Wake: Up to Poetry
Ciaran Carson, 1948–2019
It is with great sadness that we announce the death of one of our most esteemed poets, Ciaran Carson. Ciaran had been with us from the beginning, and we will miss him. Our hearts go out to his wife and children, Deirdre, Manus, Gerard, and Mary.
We share these words from Guinn Batten, who helped manage WFU Press with Dillon Johnston in its early years:
How Ciaran Carson lived his life, and expressed it in his emotionally charged, intellectually high-wattage, often late night, and never less than urgent personal conversations with—and commitments to—anyone lucky enough to be a friend of his and his wife Deirdre’s, is also how he wrote so prolifically and collaboratively over the years, notably with his wife and renowned fiddler, Deirdre Shannon. Still Life, the title of his final collection, expresses perfectly what makes the news of his death so devastating for those of us, including my husband Dillon Johnston, for whom I am also writing, who in founding Wake Forest University Press in 1975 initiated a correspondence with Ciaran that led to meetings in Dublin and Belfast and to the publication of Ciaran’s first book anywhere, The New Estate, a book for which Dillon found an Irish publisher in Belfast, Blackstaff Press.

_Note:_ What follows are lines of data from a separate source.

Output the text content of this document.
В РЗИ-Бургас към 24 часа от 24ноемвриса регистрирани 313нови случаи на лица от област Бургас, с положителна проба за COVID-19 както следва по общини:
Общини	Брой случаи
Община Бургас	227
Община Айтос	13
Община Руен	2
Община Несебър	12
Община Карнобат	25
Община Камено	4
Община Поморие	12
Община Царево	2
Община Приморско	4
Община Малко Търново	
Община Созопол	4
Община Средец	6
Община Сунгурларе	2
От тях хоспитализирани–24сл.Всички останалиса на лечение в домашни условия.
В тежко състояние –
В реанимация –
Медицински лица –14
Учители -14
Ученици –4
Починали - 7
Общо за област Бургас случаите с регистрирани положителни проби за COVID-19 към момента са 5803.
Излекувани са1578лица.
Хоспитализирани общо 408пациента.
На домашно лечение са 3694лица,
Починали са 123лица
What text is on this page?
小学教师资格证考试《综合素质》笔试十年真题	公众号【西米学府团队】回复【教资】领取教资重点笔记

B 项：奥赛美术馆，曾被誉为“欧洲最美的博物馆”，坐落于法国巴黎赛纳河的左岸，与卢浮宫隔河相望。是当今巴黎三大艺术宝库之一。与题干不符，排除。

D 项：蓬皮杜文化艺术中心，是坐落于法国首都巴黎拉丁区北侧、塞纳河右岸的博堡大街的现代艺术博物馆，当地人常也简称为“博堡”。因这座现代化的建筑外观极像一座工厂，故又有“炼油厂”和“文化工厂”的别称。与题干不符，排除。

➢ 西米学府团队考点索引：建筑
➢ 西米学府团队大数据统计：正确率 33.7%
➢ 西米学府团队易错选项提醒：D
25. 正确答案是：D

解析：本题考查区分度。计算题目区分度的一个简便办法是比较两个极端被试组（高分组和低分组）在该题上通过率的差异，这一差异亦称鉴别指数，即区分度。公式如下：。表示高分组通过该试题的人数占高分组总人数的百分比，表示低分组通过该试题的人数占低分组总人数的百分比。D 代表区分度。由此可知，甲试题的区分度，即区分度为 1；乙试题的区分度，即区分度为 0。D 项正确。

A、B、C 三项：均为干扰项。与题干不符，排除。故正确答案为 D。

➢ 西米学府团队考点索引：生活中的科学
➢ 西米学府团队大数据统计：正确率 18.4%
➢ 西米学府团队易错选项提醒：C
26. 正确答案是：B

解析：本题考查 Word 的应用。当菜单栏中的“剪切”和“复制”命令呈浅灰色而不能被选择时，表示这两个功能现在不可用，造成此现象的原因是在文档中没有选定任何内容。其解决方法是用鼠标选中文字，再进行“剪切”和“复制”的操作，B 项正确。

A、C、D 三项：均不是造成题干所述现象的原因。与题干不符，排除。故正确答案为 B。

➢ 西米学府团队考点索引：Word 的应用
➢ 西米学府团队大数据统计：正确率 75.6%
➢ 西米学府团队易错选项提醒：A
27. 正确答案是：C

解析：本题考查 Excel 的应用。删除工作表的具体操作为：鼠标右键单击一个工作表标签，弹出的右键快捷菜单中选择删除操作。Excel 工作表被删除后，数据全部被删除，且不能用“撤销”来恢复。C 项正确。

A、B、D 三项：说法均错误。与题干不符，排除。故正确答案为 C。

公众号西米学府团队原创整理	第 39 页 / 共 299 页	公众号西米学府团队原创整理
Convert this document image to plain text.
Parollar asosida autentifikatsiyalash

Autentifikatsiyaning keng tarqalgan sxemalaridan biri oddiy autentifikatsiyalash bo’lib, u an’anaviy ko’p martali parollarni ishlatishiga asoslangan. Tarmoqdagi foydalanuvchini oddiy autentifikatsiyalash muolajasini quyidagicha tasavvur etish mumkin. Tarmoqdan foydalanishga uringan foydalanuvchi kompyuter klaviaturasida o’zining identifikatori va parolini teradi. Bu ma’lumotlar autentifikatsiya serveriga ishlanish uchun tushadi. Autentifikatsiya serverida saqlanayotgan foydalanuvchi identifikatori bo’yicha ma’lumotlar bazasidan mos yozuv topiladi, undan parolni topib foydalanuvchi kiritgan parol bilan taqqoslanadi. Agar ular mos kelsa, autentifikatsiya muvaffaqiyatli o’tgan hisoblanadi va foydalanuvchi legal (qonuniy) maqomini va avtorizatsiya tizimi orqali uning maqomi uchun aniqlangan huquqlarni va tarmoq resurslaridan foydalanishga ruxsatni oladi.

Over the course of many, many visits to Belfast, in all kinds of “small back rooms” but especially in his study (“the small back room” is how Ciaran liked to acknowledge the muse, who clearly came home to him again in the extraordinary months since he was diagnosed with terminal cancer last spring), Ciaran shared enthusiasms about books, art, and music, especially traditional music, which in our case was as likely to be from Appalachia as from his wife’s Donegal. Over our many years of friendship with Ciaran and Deirdre, Dillon and I have come to appreciate, and now to know even more fully, and with deep sorrow, what we have lost. With others in Ciaran’s wide and diverse international audience of readers who have felt the power, but also the intimacy, and now also the endurance, of the craft of this inimitable and (if there ever were or will be such a creature) creative genius, we are remembering all those rooms where, as in the small back room of the pub imagined in his magnificent “Hamlet,” which concluded Belfast Confetti thirty years ago, “the voice from the grave reverberates,” “since time / Is conversation; it is the hedge that flits incessantly into the present, / As words blossom from the speakers’ mouths, and the flotilla returns to harbour / Long after hours.”
We are trembling still, feeling his resonant life, now in the final lines of the final poem of Still Life: “And I loved the big windows and whatever I could see through them, be it cloudy or clear, / And the way they trembled and thrilled to the sound of the world beyond.”